The RFU do not seem to have an answer for this grotesque inconsistency. Yet they are taking action. Rugby union professionals in England are set to become the first in the world to be tested for social drugs outside of competition. Those that fail will not be subject to the Wada ban; there will be a "three strikes and you're out" philosophy and during this process they will try to counsel, educate and essentially help the miscreant. That's if the miscreant is caught on, say, a Monday and not a matchday. On the latter the RFU's hands are tied. It will be an instant two-years, Wada-style. How ridiculous is that?

What are the RFU to do? All they could do is persuade the other members of the International Rugby Board to sign off from the Wada code. For some reason Wada continues to maintain that "drugs are drugs" and makes no provision to separate the "recreational". Of course, the real argument is "why test for recreational drugs at all?"; but the RFU, like most other sporting authorities, are already way down the road and would be accused of going soft on drugs if attempting any sort of U-turn.
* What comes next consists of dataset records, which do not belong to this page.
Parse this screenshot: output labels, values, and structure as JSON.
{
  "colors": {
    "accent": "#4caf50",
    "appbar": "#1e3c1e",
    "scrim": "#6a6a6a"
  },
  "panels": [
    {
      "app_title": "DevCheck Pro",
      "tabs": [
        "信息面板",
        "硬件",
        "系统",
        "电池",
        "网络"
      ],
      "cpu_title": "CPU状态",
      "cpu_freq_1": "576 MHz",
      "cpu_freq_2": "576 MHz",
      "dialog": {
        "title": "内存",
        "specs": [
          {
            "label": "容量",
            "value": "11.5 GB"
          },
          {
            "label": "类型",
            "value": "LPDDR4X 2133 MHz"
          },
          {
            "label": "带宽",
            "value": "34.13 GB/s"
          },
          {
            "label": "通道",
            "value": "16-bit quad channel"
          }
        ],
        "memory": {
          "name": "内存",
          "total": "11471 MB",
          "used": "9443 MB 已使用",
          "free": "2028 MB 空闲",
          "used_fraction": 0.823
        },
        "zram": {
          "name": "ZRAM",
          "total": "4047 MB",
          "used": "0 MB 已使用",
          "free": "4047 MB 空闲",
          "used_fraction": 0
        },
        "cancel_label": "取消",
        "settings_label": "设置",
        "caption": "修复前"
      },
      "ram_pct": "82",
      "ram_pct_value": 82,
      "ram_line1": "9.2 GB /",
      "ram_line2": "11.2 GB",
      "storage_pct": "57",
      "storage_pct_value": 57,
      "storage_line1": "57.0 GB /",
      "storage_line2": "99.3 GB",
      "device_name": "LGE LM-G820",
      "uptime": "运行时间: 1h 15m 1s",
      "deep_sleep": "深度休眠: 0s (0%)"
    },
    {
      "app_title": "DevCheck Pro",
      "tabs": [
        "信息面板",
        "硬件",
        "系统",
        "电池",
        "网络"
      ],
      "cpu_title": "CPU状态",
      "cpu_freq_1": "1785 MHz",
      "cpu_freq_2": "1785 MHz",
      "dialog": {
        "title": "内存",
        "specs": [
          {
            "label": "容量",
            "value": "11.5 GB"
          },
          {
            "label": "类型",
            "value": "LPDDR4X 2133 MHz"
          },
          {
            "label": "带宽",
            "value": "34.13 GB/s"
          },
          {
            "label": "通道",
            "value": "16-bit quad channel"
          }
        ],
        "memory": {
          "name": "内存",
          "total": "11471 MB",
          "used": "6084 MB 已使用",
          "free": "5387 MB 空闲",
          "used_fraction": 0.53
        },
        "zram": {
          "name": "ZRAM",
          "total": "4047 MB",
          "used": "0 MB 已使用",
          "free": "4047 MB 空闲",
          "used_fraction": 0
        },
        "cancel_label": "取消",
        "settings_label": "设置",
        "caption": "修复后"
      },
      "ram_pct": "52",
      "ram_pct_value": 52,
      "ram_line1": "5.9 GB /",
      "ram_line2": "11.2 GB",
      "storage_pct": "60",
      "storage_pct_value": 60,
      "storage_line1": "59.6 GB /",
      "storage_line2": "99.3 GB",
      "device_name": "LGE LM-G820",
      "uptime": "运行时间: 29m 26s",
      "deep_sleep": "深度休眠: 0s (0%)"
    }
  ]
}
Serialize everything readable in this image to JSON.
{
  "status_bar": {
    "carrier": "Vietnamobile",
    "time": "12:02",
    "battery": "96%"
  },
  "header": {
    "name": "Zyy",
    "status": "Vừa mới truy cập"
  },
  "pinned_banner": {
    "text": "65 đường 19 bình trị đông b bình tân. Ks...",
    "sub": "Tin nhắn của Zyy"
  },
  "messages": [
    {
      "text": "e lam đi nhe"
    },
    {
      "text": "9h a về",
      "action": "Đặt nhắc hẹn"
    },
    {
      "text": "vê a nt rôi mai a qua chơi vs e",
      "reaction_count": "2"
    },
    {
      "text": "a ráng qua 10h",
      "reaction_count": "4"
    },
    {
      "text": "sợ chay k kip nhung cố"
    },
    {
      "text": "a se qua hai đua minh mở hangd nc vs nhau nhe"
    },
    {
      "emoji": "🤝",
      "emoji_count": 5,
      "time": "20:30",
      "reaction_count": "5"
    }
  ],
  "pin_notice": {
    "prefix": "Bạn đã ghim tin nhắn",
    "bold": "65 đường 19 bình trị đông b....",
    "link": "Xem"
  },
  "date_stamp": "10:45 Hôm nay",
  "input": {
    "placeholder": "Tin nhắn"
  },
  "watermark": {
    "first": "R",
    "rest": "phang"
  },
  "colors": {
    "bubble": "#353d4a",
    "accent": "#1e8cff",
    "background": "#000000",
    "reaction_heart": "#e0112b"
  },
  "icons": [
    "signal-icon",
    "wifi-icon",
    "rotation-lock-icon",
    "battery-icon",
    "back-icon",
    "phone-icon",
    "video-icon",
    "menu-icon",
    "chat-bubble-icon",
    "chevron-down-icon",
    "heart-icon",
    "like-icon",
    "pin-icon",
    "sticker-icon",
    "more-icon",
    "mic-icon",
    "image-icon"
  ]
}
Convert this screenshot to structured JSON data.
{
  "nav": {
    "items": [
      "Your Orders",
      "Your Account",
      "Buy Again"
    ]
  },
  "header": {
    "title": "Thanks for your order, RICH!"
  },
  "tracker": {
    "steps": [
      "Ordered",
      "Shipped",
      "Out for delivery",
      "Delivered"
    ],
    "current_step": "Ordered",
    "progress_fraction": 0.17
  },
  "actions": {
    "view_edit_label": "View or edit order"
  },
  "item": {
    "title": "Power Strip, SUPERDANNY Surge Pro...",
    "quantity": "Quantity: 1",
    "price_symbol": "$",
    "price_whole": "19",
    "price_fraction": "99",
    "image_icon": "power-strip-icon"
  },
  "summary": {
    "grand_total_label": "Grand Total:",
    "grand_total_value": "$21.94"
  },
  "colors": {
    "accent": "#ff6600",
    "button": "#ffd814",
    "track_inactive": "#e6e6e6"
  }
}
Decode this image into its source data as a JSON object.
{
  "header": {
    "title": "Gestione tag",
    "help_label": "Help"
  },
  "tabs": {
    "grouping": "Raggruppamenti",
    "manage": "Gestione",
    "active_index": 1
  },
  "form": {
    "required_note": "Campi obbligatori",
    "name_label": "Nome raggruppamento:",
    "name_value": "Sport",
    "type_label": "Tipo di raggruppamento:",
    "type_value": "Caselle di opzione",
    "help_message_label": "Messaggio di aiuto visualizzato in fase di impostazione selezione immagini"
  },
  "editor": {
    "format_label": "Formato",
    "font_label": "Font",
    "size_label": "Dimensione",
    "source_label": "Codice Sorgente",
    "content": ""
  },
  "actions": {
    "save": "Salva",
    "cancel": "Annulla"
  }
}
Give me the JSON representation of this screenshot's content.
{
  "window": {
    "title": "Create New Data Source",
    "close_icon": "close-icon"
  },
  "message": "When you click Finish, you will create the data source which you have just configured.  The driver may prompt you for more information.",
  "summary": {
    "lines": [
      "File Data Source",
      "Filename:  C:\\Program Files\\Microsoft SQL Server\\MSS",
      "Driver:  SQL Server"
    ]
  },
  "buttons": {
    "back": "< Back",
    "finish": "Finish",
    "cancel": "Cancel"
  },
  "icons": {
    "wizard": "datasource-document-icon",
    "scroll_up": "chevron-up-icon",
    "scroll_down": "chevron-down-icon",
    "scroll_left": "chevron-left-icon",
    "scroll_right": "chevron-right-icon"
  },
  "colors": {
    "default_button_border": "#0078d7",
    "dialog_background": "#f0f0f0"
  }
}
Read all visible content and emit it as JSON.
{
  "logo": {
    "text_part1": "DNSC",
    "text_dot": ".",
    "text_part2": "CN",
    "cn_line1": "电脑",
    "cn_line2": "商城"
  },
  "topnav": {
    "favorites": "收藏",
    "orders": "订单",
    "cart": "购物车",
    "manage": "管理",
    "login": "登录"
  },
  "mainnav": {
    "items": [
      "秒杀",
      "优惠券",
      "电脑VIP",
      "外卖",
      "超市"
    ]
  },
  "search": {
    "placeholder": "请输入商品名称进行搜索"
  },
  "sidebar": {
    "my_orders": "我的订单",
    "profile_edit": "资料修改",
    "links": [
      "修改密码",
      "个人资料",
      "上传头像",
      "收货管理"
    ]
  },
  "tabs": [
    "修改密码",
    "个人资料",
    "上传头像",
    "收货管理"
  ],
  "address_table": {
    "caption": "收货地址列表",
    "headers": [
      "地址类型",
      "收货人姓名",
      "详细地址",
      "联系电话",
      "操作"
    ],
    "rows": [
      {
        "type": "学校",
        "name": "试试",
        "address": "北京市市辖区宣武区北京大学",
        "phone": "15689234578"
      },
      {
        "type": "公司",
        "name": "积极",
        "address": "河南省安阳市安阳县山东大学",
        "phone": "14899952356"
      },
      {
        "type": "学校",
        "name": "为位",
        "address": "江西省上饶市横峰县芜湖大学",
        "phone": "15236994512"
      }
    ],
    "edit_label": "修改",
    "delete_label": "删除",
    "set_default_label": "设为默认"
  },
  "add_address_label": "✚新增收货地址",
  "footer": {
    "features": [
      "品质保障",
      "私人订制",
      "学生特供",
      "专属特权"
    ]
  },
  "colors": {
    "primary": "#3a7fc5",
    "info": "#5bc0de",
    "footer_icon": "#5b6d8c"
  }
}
Instead the RFU will do their own cocaine-testing, effectively having two sets of rules for the same "crime" and so the moral mindset of this sport will become more confused. Is that really possible for a game which gives out eight-week bans for gouging? So Schalk Burger's threatening of Luke Fitzgerald eyesight is adjudged to be 13 times less serious than Stevens' own personal cocaine use... enough said.